An Exchange-Traded Fund (ETF) is a type of financial asset that does not consist directly of a particular commodity, share of a company, or currency. What is it, then?

An ETF is actually a modern kind of security that behaves like any stock. However, instead of being a direct asset itself, an ETF is an indirect asset that tracks a particular index or a direct asset. ETFs are in many ways similar to mutual funds, however they are listed on stock exchanges. In fact, you can buy ETFs in a similar way that you buy stocks, as one more type of an open-market regulated asset. It is usually said, though, that an ETF tracks the movements of a given investment good. ETFs are paper assets that track real world assets.


ETFs are used in many types of investments, for example stocks, commodities, bonds, shares, debt, IOUs, and even on currencies. Since an ETF is legally an asset itself – like a certificate representing a possession of some intangible valuable thing – it is a marketable security.

Buyers and sellers can trade in an ETF freely speculating on its price just like with any other real world asset or currency. An ETF is similar to the paper avatar of any assets that behaves like the asset it tracks.

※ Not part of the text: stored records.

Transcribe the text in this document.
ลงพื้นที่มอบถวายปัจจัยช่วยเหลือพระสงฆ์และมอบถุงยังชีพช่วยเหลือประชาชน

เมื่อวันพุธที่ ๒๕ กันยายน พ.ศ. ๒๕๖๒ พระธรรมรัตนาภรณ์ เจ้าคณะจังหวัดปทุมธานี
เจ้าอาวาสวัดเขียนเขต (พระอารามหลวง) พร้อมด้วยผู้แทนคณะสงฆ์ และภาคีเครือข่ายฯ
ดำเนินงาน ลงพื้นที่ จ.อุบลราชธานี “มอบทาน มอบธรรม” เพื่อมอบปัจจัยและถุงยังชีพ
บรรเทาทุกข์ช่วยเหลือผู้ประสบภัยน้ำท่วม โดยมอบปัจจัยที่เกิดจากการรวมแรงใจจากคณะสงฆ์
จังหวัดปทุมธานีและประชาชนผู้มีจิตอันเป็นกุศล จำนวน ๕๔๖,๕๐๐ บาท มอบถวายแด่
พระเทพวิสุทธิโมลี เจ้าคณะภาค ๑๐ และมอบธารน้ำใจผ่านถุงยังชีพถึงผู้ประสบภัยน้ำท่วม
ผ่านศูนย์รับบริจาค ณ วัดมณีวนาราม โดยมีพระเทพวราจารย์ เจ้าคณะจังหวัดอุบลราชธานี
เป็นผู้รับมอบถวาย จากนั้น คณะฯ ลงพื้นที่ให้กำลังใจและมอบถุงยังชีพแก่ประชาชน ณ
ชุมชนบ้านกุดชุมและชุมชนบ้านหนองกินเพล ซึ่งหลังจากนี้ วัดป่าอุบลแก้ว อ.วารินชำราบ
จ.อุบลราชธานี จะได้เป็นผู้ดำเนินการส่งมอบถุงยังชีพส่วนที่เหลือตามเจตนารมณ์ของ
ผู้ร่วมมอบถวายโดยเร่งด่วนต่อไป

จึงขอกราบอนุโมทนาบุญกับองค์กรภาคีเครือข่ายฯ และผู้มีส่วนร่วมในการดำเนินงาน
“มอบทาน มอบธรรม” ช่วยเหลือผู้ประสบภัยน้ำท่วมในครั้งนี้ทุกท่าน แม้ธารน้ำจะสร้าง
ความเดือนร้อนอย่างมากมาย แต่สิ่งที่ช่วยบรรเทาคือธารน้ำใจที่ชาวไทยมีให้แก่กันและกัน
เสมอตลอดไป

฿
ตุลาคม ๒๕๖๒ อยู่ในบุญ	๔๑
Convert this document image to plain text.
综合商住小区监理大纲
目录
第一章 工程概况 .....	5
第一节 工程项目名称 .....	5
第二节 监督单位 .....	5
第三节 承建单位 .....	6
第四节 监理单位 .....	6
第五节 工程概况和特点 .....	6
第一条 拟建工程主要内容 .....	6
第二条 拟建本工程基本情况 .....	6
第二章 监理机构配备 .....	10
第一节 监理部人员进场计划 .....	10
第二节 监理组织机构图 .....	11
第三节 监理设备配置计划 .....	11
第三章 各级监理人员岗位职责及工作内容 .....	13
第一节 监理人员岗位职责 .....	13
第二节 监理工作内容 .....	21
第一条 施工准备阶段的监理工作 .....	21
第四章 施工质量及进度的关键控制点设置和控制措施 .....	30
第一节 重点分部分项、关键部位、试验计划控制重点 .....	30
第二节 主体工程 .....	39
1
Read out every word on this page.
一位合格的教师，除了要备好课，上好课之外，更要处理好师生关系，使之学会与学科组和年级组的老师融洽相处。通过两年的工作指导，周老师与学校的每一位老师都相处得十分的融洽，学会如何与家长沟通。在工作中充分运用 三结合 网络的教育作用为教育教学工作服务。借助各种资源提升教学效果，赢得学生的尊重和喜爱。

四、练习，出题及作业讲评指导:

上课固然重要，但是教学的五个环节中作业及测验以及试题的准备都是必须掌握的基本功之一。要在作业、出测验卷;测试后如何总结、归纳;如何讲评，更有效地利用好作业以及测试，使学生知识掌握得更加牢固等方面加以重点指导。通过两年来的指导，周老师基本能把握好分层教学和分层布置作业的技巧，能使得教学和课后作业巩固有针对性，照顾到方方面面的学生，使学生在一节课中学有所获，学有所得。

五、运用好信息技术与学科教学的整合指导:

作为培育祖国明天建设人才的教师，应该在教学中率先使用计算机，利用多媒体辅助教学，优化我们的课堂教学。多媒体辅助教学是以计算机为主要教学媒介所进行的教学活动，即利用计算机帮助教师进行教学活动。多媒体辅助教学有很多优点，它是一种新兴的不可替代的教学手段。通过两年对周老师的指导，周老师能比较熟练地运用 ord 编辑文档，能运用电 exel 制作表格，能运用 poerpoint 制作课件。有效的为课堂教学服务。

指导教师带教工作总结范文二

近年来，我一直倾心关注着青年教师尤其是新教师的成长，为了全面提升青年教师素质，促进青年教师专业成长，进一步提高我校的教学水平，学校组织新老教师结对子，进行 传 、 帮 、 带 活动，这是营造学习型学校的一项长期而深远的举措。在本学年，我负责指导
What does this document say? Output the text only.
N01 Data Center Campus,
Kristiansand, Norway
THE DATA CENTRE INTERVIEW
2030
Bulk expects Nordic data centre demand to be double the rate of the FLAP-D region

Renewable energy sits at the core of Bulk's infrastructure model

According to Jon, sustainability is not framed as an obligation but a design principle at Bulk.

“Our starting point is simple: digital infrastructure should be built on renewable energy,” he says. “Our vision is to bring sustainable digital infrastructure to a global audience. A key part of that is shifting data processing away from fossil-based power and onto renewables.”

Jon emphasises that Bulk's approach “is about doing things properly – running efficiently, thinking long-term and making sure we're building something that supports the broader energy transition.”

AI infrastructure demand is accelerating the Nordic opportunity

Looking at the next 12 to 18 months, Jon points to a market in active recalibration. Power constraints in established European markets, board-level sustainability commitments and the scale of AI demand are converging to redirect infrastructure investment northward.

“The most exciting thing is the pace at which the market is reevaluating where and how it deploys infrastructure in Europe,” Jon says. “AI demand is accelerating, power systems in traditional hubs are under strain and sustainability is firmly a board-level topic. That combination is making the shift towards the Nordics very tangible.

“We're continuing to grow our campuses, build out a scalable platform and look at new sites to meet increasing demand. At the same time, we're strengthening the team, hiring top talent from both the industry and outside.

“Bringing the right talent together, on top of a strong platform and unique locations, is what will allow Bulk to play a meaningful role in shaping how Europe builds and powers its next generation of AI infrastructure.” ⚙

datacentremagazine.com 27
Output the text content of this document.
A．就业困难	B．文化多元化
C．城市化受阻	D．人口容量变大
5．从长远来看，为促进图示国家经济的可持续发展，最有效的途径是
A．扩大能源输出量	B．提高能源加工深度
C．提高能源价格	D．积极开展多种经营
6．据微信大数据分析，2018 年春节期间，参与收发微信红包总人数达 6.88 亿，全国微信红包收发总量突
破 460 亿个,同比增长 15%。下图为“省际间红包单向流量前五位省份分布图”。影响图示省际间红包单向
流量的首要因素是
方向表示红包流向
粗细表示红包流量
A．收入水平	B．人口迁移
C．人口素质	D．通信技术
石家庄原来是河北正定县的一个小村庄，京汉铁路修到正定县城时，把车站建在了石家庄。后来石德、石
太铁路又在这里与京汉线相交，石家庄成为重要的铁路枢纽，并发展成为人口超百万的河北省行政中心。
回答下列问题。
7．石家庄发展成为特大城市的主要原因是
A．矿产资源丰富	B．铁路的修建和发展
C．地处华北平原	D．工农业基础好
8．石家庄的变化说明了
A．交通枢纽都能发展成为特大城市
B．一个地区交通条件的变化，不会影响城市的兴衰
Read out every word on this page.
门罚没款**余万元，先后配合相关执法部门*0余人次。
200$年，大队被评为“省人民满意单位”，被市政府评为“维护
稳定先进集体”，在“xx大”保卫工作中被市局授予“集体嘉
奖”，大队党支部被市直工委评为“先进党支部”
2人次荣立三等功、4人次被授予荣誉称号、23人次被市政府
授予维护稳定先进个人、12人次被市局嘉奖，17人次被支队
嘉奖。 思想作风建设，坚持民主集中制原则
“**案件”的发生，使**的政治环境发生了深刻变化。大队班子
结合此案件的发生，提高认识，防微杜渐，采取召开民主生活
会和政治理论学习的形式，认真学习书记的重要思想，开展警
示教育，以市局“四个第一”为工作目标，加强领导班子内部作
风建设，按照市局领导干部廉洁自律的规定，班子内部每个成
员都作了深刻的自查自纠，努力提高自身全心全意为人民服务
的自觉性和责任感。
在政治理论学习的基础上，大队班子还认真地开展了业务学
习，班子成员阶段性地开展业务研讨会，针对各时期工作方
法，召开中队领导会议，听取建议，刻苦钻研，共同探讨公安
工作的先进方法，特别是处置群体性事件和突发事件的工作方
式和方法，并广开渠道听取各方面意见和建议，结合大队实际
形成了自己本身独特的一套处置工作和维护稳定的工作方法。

For example, you can purchase the metal gold in the market or ETF gold. The first one is solid gold. The second one is just a certificate on paper that represents gold.


A short answer is: yes, that’s what it means. A more precise and elaborated answer would be: well, you do not own the real-world asset, but you do own a valuable asset, the signed paper. Your paper or certificate is the asset. The market accepts it for the same price of the real-world asset it represents, so in practice it should be the same if you just want to speculate in the market.


Again, yes and no. It depends. A Bitcoin ETF is not a Bitcoin. You can imagine a Bitcoin ETF as a written document, like a financial letter, certificate or share. Its value, by definition, is tied to that of Bitcoin’s market price. If you own a Bitcoin ETF, in a sense, you are investing in Bitcoin, even if you do not really possess any Bitcoin.

One cannot say, nevertheless, that an ETF is a false instrument or that it is like a scam, at least those that are issued by legal entities under proper regulation because the release of instruments is highly transparent. Investors are exposed to the truth and detailed information. If they choose the ETF instead of the real Bitcoin, it is because for them the latter sounds more convenient.


Absolutely! Actually, ETFs that are regulated by competent authorities, such as the SEC in the USA, must prove to be sound investments, to be above certain level of dangerous volatility, and to include visible backing mechanisms. In the case of Bitcoin ETFs, you can back them with US dollars, with some other currency, or naturally with real Bitcoin.

For those crypto investors who are loyal believers in decentralization and the original values of Bitcoin, perhaps the only ETF that is tolerable is a BTC-backed ETF. This kind of backing implies that you, as an ETF issuer, will have in your reserve one real Bitcoin for each BTC-ETF you sell to the open market. However, legally speaking, issuers could back with other valuable assets.


Maybe not so much as we crypto fans expect, but ETFs might have a positive impact depending on some other factors. If companies start offering more and more BTC-backed ETFs, then they will become active consumers of real Bitcoin. As their ETF business grows, the demand for Bitcoin would increase. This is empowering for Bitcoin, obviously. Many investors consider ETFs important, in general, because they denote popular acceptance and regulatory victories.

The impact of a massive ETF market could be bad, too. Let’s not forget that companies may see the US Dollar-backed ETF as more profitable and convenient. In this case, each BTC-ETF that a company sells to the open market, in a certain way, represents one non-real Bitcoin that is playing a role in the real market. Some people argue that this is like increasing Bitcoin’s supply indirectly. This other kind of ETF also takes advantage of the name “Bitcoin” and its popularity, but is not really associated to Bitcoin at all. It’s 100% paper speculation.


One thing is true and nice. If big corporations are eager to launch ETFs – we hear of many of them in the news – then this means Bitcoin and crypto are making strides in adoption. More and more people are experimenting with cryptocurrencies and blockchain technology. The more news we hear on ETFs, the closer we are to a potential global adoption of sound crypto.